Somalia's long coastline, bordering some of the busiest shipping lanes in the world across the Gulf of Aden, is plagued by roving bands of pirates that seek refuge on unpoliced Somali shores while hounded by international fleets protecting precious trade vessels and their cargoes. Southwards, along the same coast, the nominal capital, Mogadishu, is a small island of Somali sovereignty fiercely protected by a combined Africa Union (AU) peacekeeping force, propping up the fragile transitional government whose authority dimly extends over a small area surrounding the city. Geographically, Somalia's borders may seem distinct - but geo-politically, they are not.
Root causes
While many states in Africa face complex developmental challenges, few seem to have gone as hopelessly astray as Somalia. Where did it all go so wrong?
It is difficult to point out one particular moment in the region's long history that is particularly to blame, neither is one particular stakeholder in the long decaying state now, or historically, free of responsibility for its decline.
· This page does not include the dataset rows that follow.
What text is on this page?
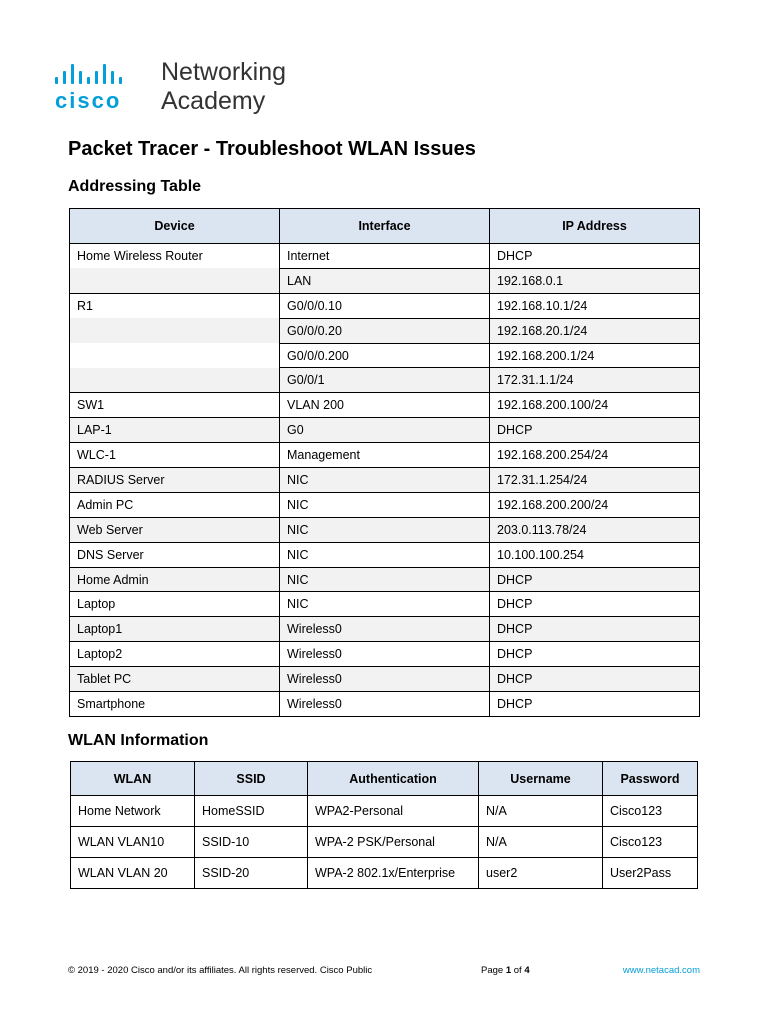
cisco
Networking
Academy
Packet Tracer - Troubleshoot WLAN Issues
Addressing Table
Device	Interface	IP Address
Home Wireless Router	Internet	DHCP
	LAN	192.168.0.1
R1	G0/0/0.10	192.168.10.1/24
	G0/0/0.20	192.168.20.1/24
	G0/0/0.200	192.168.200.1/24
	G0/0/1	172.31.1.1/24
SW1	VLAN 200	192.168.200.100/24
LAP-1	G0	DHCP
WLC-1	Management	192.168.200.254/24
RADIUS Server	NIC	172.31.1.254/24
Admin PC	NIC	192.168.200.200/24
Web Server	NIC	203.0.113.78/24
DNS Server	NIC	10.100.100.254
Home Admin	NIC	DHCP
Laptop	NIC	DHCP
Laptop1	Wireless0	DHCP
Laptop2	Wireless0	DHCP
Tablet PC	Wireless0	DHCP
Smartphone	Wireless0	DHCP
WLAN Information
WLAN	SSID	Authentication	Username	Password
Home Network	HomeSSID	WPA2-Personal	N/A	Cisco123
WLAN VLAN10	SSID-10	WPA-2 PSK/Personal	N/A	Cisco123
WLAN VLAN 20	SSID-20	WPA-2 802.1x/Enterprise	user2	User2Pass
© 2019 - 2020 Cisco and/or its affiliates. All rights reserved. Cisco Public	Page 1 of 4	www.netacad.com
Rather, Somalia has fallen afoul of a familiar sequence of problems that befell many other nascent African regimes over time- bad governance and mismanagement of scarce resources, and subsequent lackluster international attempts to intervene.
The British established a protectorate in Somalia in the late 1800s as the rest of the continent was likewise passed around the European powers. The Italians held onto the smaller northern region of Somaliland. Given the lack of any immediate resources to be extracted, the benefit of the area was strategic alone. This international strategic value only increased with the opening of the Suez Canal in the early 20th century and Britain's continued stake in the adjacent Middle East region, not to mention during the World War II when the horn of Africa became a strategic battleground between the Axis and Allied forces.
The 1960 independence government unified the two Somalilands, but what relative stability this brought was violently interrupted by a military coup in 1969, ushering in the long dictatorship of the Siad Barre regime. What benefits accrued to Somalis through the junta's initial extensive public works program and attempts at economic stability soon withered, as the weight of political oppression grew heavier. Soviet support for the Somali regime dwindled, so did their domestic legitimacy, and the military junta was itself dispensed with in 1990 by a coalition of political insurgent groups. As such, Somalia remained rudderless and in a state of civil war for over 15 years subsequent to the fall of that regime. None of the groups who had worked together to bring down the military junta had the authority or ability to maintain the whole region, and so authority was imposed locally in a deadly patchwork of warring, culturally and ethnically diverse power elites.